For a long time the only source of the album was vinyl that came either directly from me or from someone I sold copies to or from the few people who actually acquired a copy back in the 70's. But a few years ago the scumbag in England who owned Radioactive Records began pirating CDs of any American band he thought was small enough and long gone enough to have no leverage to stop him. Those pirated CDs are still being sold on ebay and elsewhere (I was surprised to find our album listed on both Tower Records website and Circuit City's website) but Radioactive has finally gone out of business so perhaps their CD copies of our album will also become collector's items.
Soon to be released by Hot Poop Records (me) will be an official CD by Hot Poop, the official copyright owners, featuring the album plus at least four bonus tracks that are not on the vinyl record.
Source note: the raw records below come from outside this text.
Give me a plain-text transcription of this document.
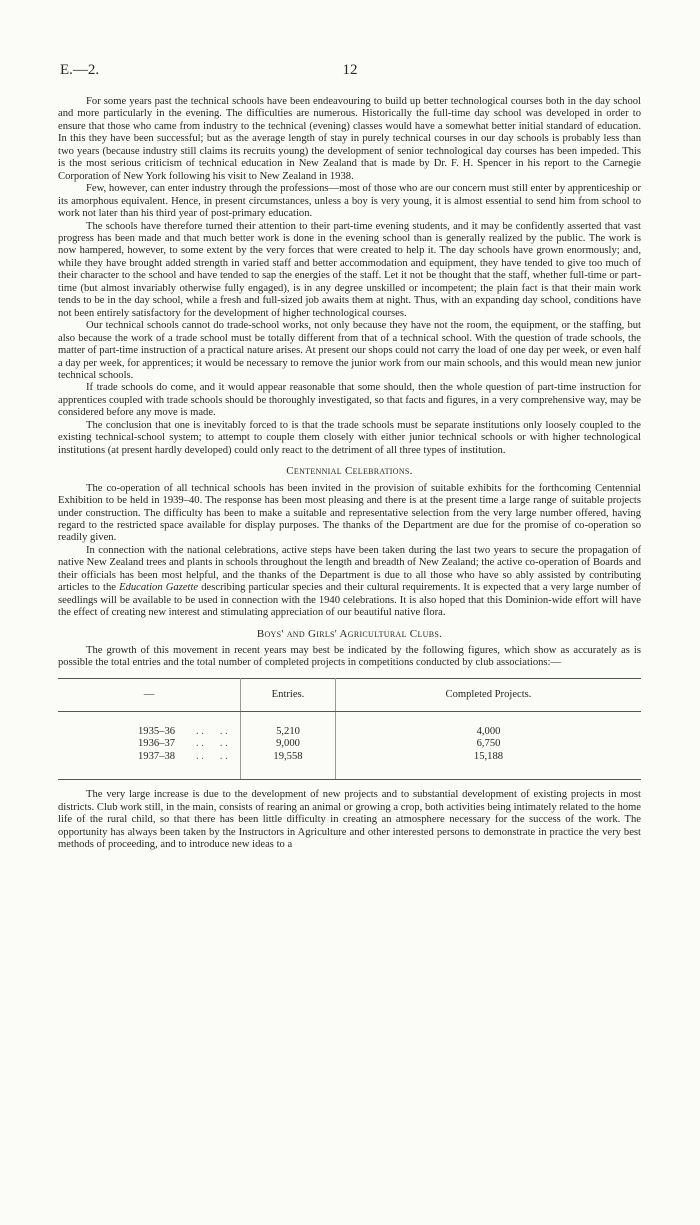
E.—2.	12

For some years past the technical schools have been endeavouring to build up better technological courses both in the day school and more particularly in the evening. The difficulties are numerous. Historically the full-time day school was developed in order to ensure that those who came from industry to the technical (evening) classes would have a somewhat better initial standard of education. In this they have been successful; but as the average length of stay in purely technical courses in our day schools is probably less than two years (because industry still claims its recruits young) the development of senior technological day courses has been impeded. This is the most serious criticism of technical education in New Zealand that is made by Dr. F. H. Spencer in his report to the Carnegie Corporation of New York following his visit to New Zealand in 1938.

Few, however, can enter industry through the professions—most of those who are our concern must still enter by apprenticeship or its amorphous equivalent. Hence, in present circumstances, unless a boy is very young, it is almost essential to send him from school to work not later than his third year of post-primary education.

The schools have therefore turned their attention to their part-time evening students, and it may be confidently asserted that vast progress has been made and that much better work is done in the evening school than is generally realized by the public. The work is now hampered, however, to some extent by the very forces that were created to help it. The day schools have grown enormously; and, while they have brought added strength in varied staff and better accommodation and equipment, they have tended to give too much of their character to the school and have tended to sap the energies of the staff. Let it not be thought that the staff, whether full-time or part-time (but almost invariably otherwise fully engaged), is in any degree unskilled or incompetent; the plain fact is that their main work tends to be in the day school, while a fresh and full-sized job awaits them at night. Thus, with an expanding day school, conditions have not been entirely satisfactory for the development of higher technological courses.

Our technical schools cannot do trade-school works, not only because they have not the room, the equipment, or the staffing, but also because the work of a trade school must be totally different from that of a technical school. With the question of trade schools, the matter of part-time instruction of a practical nature arises. At present our shops could not carry the load of one day per week, or even half a day per week, for apprentices; it would be necessary to remove the junior work from our main schools, and this would mean new junior technical schools.

If trade schools do come, and it would appear reasonable that some should, then the whole question of part-time instruction for apprentices coupled with trade schools should be thoroughly investigated, so that facts and figures, in a very comprehensive way, may be considered before any move is made.

The conclusion that one is inevitably forced to is that the trade schools must be separate institutions only loosely coupled to the existing technical-school system; to attempt to couple them closely with either junior technical schools or with higher technological institutions (at present hardly developed) could only react to the detriment of all three types of institution.

Centennial Celebrations.

The co-operation of all technical schools has been invited in the provision of suitable exhibits for the forthcoming Centennial Exhibition to be held in 1939–40. The response has been most pleasing and there is at the present time a large range of suitable projects under construction. The difficulty has been to make a suitable and representative selection from the very large number offered, having regard to the restricted space available for display purposes. The thanks of the Department are due for the promise of co-operation so readily given.

In connection with the national celebrations, active steps have been taken during the last two years to secure the propagation of native New Zealand trees and plants in schools throughout the length and breadth of New Zealand; the active co-operation of Boards and their officials has been most helpful, and the thanks of the Department is due to all those who have so ably assisted by contributing articles to the Education Gazette describing particular species and their cultural requirements. It is expected that a very large number of seedlings will be available to be used in connection with the 1940 celebrations. It is also hoped that this Dominion-wide effort will have the effect of creating new interest and stimulating appreciation of our beautiful native flora.

Boys' and Girls' Agricultural Clubs.

The growth of this movement in recent years may best be indicated by the following figures, which show as accurately as is possible the total entries and the total number of completed projects in competitions conducted by club associations:—

—	Entries.	Completed Projects.

1935–36 . .      . .	5,210	4,000
1936–37 . .      . .	9,000	6,750
1937–38 . .      . .	19,558	15,188

The very large increase is due to the development of new projects and to substantial development of existing projects in most districts. Club work still, in the main, consists of rearing an animal or growing a crop, both activities being intimately related to the home life of the rural child, so that there has been little difficulty in creating an atmosphere necessary for the success of the work. The opportunity has always been taken by the Instructors in Agriculture and other interested persons to demonstrate in practice the very best methods of proceeding, and to introduce new ideas to a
If this album doesn't get you energized nothing will!! If you are interested in owning this CD (and not the pirated version by the scumbag from Radioactive) you may contact me at firstname.lastname@example.org. But contact me first to make sure I have the CDs in my possession. The price is $12.95.
Looking back on Hot Poop, thoughts?
Larry Praissman: Hey, you said there would be only 5 or 6 questions. Oh well, inquiring minds and all that, our public really needs to know. Back then all the rejection was hard to take, I really had my heart set on a life of easy money and lots of casual sex (ah, to be young and full of hubris). But my life turned out great and anyhow I probably would be dead by now if Hot Poop would have made it. It tickles me that there is more buzz about us now, 37 years later, than there was back then even with us doing every thing we could think of to get attention. Our songs played on WFMU is icing on the cake. In spirit we were like the punk rockers that were popular 5 or 6 years after us but being ahead of your time doesn't help your career any more than being out dated.
Tom Burke: I think what we did with Hot Poop is nothing short of extraordinary. We're talking about a band from Isla Vista (the student community next to the University of California at Santa Barbara) who spent the vast majority of their playing time in a crowded bedroom with carpet on the walls. A band who, I would say with no exaggeration, had fewer than 10 paying gigs. We had almost no local following. If we had been asked by a record company about our local following we could have said, "Wait a minute, I think he's right outside". And that would have been Slick, a homeless guy who had joined the hippie movement and left his home in Florida and hitched to California. One very cool guy, he would help us load equipment, critique our performances and get high with us. His mother would send him new shirts that he wouldn't be caught dead in and he'd give them to me, lol. We did have one woman who would show up at most of our gigs. We had no manager, no agent, no single releases, no radio airplay and pretty much no nothing. This was before the personal computer, before the internet, and before CDs. In 1971 bands just didn't make their own album. There was no YouTube, no easy burning of CDs to distribute yourself. And yet now, 37 years after making the album we are known worldwide and the album has sold on ebay for as much as $189.